GSA Connects 2021 in Portland, Oregon

Paper No. 146-4
Presentation Time: 8:55 AM


MURCHIE, Scott, Johns Hopkins University Applied Physics Laboratory, 11100 Johns Hopkins Rd, Laurel, MD 20723

Visible to short-wave infrared hyperspectral observations from the Mars Reconnaissance Orbiter by the Compact Reconnaissance Imaging Spectrometer for Mars (CRISM) have revolutionized knowledge of the primary and secondary mineralogic compositions of the Martian surface and the history of aqueous environments recorded by its secondary mineralogy. The data reveal the crust primarily to be igneous in composition as had previously been thought. Composition of volcanic materials transitioned from a lower- to higher-calcium composition in the early Hesperian period.
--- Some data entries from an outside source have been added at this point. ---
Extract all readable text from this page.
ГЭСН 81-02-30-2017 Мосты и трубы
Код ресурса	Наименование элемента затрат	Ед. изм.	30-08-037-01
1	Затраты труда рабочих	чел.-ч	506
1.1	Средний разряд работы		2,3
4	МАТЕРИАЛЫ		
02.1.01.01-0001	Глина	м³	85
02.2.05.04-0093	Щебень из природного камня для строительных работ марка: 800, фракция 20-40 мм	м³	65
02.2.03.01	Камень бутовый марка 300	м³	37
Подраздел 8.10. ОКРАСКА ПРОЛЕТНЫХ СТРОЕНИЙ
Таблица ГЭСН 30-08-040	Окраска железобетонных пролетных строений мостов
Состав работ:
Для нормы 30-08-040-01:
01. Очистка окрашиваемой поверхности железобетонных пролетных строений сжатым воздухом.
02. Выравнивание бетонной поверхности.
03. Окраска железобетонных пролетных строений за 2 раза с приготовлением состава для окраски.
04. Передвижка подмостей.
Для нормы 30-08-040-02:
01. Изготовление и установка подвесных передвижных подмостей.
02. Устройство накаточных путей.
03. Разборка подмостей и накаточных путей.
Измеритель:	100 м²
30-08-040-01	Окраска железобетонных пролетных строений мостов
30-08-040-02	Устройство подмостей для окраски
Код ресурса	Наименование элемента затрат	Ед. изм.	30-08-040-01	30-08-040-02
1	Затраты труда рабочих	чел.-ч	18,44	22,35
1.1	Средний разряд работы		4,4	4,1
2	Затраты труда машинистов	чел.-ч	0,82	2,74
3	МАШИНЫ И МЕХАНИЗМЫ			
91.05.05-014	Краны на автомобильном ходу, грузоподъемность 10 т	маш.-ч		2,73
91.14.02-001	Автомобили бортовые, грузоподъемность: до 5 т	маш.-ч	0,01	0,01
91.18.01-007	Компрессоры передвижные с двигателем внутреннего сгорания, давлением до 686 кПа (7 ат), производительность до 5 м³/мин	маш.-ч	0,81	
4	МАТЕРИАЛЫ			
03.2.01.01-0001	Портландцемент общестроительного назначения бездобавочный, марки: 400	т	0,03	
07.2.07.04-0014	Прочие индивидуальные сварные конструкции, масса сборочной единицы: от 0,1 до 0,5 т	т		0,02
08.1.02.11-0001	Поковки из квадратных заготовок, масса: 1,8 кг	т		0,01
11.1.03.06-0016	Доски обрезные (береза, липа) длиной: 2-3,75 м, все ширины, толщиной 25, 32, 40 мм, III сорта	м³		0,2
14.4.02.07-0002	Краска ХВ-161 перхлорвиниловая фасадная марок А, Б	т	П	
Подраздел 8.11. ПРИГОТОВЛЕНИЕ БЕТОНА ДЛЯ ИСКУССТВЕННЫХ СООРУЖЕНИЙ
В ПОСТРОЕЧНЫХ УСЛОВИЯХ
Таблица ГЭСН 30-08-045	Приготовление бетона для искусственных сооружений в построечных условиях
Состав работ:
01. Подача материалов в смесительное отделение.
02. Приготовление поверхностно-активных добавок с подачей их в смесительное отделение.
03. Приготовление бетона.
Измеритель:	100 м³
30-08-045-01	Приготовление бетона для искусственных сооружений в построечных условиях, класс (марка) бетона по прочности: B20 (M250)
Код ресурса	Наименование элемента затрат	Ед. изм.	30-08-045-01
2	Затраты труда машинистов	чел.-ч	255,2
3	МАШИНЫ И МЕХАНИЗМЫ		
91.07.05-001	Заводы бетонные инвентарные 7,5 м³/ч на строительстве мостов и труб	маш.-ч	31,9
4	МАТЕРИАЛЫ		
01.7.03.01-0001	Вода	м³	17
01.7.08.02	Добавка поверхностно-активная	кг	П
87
The deepest exposed crust consists of differentiated plutonic materials. Ground truth from rovers complements the orbital data in understanding aqueous alteration and the environments recorded by secondary minerals. The crust was altered lightly but pervasively – almost certainly in the subsurface – to smectite clays mostly of Fe/Mg-rich composition, and locally to an Al-rich composition where soluble ions have been removed. Higher-temperature alteration occurred regionally, in association with impact basins and tectonic deformation. Carbonates formed in a variety of environments; the total inventory of sequestered carbon is an area of active research. Aqueous alteration at the surface was most pronounced during the late Noachian period when regionally extensive pedogenic layers formed, and clastic sediments and evaporites (including sulfates and chlorides) were deposited in lacustrine environments. Surface waters became progressively more acidic over time, and the youngest large evaporite-containing deposits are rich in sulfates that formed in lacustrine, groundwater, and/or subglacial environments.